One of my recent changes was running lines from each major switch to a core switch, instead of leaving them daisy-chained like they were. Previously, if the switch that connected the people in the business department to the internet lost its connection, the people in production would also be disconnected from the internet, and so would the switch that our main servers connect to, etc. With this change I have like 0.5% more peace of mind. Will probably do aggregation once I understand it better and probably once I can negotiate for a better category of cable, since I am rather concerned about EMI in the server room. Like I said, non-profit. The core switch is just beneath a Juniper SRX210HE2 which I only recently learned we are not supposed to have any means of access to for our own configuration. It was installed by the ISP I think, just underneath a device for receiving 100Mbit fiber internet, and acts as a firewall and a gateway and a DHCP server. It has just the two gigabit Ethernet ports, one for the fiber internet device, and one for the core switch. Rather annoying.

So, we have a flat network, two major subnets (one which allows you to access the internet, and one which does not), and something like two or three more that are not physically connected to the two major subnets. (That would be my doing, trying to keep legacy equipment talking to its brethren and away from the more modern stuff. Still have maybe two or three XP and 2003 servers to move over, once I learn what the heck they even do, if anything)

One necessary server is broadcasting to 255.255.255.255 via UDP several times a second to ensure that its brethren devices are up and accessible, and since this is a flat network I am able to see it with wireshark when I am on either major subnet, including when I am on wifi. I very much want that to be contained, but I am not sure how.

Speaking of the wifi, my boss previously connected ethernet lines to the LAN ports on our SOHO Netgear devices without disabling the various services on them. A previous major change I made was moving the lines to the WAN ports on the devices and configuring them in WAP mode so we didn't have conflicting DHCP servers, and so people who just HAVE to work on the wifi could actually hit the servers they needed to hit. I currently just RDP from my laptop to a Windows 10 desktop that I cobbled together from parts, and have configured a virtual Realtek adapter so I can access both major subnets, or a USB ethernet device for the segregated switches.
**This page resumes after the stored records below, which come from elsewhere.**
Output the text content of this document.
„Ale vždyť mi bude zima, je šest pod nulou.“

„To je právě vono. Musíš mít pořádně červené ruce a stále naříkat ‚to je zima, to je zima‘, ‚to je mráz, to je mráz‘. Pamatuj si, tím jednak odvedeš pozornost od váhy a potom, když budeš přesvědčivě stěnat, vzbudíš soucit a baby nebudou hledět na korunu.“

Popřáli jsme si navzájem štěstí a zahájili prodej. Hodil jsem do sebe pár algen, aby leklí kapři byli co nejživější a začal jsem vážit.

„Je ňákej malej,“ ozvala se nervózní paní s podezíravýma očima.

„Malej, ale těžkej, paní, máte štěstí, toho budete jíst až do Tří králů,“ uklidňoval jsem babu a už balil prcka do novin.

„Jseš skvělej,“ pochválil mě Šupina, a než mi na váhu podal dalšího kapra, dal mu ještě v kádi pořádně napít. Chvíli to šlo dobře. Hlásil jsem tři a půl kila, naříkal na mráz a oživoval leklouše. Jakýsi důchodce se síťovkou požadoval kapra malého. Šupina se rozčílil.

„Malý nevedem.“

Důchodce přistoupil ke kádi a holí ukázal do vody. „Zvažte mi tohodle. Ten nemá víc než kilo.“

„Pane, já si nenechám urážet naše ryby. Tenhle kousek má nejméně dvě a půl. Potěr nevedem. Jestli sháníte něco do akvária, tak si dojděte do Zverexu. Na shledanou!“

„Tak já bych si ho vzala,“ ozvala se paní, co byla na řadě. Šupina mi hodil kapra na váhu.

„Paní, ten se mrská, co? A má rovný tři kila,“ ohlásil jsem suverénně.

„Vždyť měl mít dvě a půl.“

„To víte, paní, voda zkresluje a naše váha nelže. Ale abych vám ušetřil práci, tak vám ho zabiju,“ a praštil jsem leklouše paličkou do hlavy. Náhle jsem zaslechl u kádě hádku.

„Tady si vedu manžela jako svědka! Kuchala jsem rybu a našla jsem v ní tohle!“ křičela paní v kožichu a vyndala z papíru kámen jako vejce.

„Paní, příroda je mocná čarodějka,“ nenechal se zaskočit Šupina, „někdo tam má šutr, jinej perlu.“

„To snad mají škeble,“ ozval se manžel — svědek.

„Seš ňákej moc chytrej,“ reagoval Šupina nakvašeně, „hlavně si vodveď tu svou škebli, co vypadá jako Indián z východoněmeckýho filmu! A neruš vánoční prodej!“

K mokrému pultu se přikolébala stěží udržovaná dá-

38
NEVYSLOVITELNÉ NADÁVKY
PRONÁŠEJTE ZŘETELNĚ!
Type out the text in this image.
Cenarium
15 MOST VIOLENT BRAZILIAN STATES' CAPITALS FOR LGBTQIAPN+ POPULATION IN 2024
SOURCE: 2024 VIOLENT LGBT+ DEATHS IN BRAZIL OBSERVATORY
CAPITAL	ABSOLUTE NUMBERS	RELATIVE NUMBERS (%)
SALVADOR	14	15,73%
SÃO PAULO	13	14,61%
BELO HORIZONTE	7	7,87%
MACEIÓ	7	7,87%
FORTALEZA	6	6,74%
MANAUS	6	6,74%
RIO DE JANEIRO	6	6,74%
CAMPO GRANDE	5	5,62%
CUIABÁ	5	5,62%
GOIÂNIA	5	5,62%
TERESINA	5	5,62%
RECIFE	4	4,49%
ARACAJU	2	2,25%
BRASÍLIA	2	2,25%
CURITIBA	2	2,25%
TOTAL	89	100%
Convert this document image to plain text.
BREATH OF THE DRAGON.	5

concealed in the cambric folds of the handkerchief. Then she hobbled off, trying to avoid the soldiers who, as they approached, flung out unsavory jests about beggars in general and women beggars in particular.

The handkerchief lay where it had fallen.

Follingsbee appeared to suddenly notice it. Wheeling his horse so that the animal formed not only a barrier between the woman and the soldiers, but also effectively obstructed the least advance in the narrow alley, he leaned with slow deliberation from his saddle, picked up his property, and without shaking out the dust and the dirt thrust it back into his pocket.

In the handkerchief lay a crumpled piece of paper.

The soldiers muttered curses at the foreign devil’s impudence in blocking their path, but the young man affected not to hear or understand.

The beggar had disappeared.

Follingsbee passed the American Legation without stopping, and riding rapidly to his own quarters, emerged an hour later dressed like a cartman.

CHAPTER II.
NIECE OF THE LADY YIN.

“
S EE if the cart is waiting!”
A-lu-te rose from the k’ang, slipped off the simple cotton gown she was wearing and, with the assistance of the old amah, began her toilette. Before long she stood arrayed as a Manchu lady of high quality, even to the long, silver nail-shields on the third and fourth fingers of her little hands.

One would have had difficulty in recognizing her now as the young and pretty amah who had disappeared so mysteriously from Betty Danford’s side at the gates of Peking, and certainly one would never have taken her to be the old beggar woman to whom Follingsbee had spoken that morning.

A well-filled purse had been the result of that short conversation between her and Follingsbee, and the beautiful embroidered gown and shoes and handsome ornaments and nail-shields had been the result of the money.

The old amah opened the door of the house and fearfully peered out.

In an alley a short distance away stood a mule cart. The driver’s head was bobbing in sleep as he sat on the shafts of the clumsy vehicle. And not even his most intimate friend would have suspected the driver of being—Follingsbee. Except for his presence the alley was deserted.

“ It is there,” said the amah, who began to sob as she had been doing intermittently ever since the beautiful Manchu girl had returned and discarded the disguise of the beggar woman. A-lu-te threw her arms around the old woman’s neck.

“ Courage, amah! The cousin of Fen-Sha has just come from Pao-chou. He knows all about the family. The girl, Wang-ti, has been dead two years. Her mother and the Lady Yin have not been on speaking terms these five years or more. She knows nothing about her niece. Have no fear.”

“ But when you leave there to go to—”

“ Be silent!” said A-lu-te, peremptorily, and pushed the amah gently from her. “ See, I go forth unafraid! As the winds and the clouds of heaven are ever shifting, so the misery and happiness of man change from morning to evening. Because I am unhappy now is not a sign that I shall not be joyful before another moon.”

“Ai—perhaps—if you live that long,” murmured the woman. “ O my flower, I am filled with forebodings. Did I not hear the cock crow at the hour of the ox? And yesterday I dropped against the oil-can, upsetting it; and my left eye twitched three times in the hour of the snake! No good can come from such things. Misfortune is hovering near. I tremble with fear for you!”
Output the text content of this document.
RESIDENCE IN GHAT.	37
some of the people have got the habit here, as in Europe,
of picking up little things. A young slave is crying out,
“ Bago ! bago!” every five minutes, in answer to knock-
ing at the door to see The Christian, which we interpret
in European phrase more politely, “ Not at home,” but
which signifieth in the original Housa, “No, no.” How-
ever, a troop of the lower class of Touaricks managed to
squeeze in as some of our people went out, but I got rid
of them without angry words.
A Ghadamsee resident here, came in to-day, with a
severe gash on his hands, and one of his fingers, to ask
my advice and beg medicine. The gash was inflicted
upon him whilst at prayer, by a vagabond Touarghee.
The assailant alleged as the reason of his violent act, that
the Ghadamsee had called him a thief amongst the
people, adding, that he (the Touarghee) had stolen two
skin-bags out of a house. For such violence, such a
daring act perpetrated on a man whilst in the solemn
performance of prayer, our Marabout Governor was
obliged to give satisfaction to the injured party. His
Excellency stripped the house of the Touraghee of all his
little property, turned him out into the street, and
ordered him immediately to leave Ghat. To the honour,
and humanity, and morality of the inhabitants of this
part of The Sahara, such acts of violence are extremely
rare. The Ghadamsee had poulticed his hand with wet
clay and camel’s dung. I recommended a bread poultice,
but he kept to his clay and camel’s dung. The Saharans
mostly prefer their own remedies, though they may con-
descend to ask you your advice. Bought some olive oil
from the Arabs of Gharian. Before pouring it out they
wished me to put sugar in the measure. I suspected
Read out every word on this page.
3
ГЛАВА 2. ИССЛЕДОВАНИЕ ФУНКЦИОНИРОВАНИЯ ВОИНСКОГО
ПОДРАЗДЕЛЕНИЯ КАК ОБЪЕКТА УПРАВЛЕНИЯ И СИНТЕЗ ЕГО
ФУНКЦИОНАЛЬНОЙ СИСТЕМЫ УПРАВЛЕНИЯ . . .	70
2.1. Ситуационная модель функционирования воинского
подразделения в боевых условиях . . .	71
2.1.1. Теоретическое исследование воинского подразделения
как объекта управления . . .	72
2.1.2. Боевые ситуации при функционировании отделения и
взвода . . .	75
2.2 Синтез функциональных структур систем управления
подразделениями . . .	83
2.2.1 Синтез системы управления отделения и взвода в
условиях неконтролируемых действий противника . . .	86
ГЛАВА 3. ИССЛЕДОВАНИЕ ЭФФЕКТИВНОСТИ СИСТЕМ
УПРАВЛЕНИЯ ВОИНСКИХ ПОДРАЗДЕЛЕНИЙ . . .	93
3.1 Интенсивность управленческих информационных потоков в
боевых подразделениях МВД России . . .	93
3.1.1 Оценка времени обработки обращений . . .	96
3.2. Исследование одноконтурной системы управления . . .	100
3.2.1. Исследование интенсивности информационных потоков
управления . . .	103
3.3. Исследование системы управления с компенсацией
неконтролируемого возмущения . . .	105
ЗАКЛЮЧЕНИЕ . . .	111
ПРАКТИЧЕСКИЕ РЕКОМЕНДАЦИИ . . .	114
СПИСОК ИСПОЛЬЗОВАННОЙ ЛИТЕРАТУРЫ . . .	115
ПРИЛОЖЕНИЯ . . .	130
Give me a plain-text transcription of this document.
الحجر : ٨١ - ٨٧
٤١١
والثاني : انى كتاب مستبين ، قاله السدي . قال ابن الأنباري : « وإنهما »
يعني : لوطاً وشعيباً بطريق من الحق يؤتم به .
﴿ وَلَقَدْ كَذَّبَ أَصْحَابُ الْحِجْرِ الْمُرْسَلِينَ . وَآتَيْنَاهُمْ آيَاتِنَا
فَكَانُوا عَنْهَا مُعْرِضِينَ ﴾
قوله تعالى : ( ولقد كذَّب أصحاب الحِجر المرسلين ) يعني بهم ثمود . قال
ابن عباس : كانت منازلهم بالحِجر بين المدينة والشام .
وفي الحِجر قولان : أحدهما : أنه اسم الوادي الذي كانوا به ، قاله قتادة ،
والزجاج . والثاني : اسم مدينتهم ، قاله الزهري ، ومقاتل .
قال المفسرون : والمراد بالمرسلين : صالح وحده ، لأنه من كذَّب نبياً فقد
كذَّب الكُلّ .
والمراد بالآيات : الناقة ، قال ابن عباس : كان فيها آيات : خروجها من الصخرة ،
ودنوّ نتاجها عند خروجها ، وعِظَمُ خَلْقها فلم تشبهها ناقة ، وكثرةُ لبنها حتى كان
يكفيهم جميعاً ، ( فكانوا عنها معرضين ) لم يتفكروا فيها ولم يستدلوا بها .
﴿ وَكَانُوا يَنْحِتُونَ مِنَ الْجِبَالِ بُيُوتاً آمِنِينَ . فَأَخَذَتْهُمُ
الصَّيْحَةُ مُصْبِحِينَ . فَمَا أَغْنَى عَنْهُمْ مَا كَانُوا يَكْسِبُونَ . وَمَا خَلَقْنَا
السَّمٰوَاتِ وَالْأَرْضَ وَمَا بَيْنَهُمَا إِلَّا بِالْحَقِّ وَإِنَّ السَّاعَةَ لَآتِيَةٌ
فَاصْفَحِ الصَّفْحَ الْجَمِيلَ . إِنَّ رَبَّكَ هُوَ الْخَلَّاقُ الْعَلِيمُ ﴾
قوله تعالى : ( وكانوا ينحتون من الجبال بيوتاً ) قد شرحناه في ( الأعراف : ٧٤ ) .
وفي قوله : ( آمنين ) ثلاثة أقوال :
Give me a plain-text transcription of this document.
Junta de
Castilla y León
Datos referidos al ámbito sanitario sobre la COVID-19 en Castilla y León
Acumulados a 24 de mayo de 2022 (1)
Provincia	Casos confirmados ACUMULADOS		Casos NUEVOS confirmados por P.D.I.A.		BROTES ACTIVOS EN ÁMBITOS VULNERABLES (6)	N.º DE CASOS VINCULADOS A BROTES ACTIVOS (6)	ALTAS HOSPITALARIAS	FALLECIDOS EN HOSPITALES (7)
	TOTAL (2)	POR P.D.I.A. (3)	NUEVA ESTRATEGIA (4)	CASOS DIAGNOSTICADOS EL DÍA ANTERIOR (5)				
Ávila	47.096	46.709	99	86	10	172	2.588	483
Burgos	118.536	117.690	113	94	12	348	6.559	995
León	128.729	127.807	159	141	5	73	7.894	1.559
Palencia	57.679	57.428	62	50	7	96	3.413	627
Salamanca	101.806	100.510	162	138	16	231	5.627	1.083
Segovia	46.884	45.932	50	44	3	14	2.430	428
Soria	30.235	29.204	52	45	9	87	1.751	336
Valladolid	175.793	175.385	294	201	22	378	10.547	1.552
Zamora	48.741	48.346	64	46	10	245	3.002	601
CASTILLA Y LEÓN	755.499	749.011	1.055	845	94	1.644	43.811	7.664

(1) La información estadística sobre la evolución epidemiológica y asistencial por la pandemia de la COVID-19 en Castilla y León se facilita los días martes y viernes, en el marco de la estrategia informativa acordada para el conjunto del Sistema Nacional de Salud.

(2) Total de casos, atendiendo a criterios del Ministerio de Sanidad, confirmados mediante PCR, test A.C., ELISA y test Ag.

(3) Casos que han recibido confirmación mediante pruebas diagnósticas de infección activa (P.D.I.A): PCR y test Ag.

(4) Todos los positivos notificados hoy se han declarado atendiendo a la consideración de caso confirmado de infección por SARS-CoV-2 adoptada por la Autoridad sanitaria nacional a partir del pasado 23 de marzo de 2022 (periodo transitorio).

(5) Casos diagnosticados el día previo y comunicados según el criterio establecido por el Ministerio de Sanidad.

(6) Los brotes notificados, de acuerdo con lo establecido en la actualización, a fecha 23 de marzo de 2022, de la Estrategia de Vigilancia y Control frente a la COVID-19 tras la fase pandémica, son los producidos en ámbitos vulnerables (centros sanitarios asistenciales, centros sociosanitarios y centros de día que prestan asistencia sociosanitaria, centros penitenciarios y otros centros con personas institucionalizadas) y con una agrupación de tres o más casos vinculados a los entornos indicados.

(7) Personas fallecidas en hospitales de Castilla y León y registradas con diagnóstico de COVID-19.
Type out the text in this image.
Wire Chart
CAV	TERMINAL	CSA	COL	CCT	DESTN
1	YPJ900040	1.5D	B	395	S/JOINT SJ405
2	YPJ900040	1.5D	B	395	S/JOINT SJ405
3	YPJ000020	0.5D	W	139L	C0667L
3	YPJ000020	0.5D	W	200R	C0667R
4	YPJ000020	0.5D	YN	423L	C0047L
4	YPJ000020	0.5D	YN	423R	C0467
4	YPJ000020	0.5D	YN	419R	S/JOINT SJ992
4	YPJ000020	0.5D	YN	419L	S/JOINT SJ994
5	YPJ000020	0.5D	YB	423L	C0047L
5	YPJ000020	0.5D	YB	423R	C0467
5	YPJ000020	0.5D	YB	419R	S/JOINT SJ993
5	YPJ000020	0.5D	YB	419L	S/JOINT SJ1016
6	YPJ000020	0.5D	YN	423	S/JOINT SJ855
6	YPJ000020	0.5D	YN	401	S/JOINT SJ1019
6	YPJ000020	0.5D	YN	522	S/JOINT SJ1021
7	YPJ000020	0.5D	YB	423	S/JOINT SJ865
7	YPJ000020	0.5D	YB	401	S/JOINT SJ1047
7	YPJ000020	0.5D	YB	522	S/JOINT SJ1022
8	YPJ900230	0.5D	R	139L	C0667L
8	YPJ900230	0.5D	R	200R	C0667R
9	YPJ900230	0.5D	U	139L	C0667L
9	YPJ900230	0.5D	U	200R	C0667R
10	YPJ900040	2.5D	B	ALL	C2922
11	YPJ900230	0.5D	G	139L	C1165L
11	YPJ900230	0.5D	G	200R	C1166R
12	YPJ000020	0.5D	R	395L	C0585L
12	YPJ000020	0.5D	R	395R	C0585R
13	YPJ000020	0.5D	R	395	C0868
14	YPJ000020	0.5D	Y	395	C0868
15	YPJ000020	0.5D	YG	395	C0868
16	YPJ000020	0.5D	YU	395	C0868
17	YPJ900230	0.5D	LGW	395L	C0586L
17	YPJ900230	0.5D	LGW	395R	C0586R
For an Arch Linux box that I also cobbled together I just use MACVLAN adapters, which are very easy to whip up if you are okay with using systemd-networkd.

Sooooooo, I've done a lot to ensure that equipment stays on managed switches intended for equipment, and that business stays on managed switches intended for business, production for production, etc. But none of it is really segregated, no VLANs. I'm not sure how to introduce that into the setup, since there will be an overlap of NICs of the first subnet and of the second, and in one case I think a device connects to the internet-connected subnet through a device on the second subnet, and I am not sure how that is happening in the slightest. All I know is that I see two MAC addresses listed in the MAC table for a single port on the equipment switch, when as far as I can tell it is not doing anything like the virtual adapters I have set up on my personal workstations. So I am not sure how I will introduce VLANs (or perhaps learn how to do routing) without accidentally preventing some necessary devices from accessing what they need to access.

Here is a super basic map drawn in Paint, if more detail is desired then let me know. There are no patch panels in this setup, and it is on the list of stuff to introduce.

What I want, basically, is advice on VLANs or perhaps routing, and a sanity check on anything I said that may be a red flag as far as configuration goes. I've said as much as I can think of.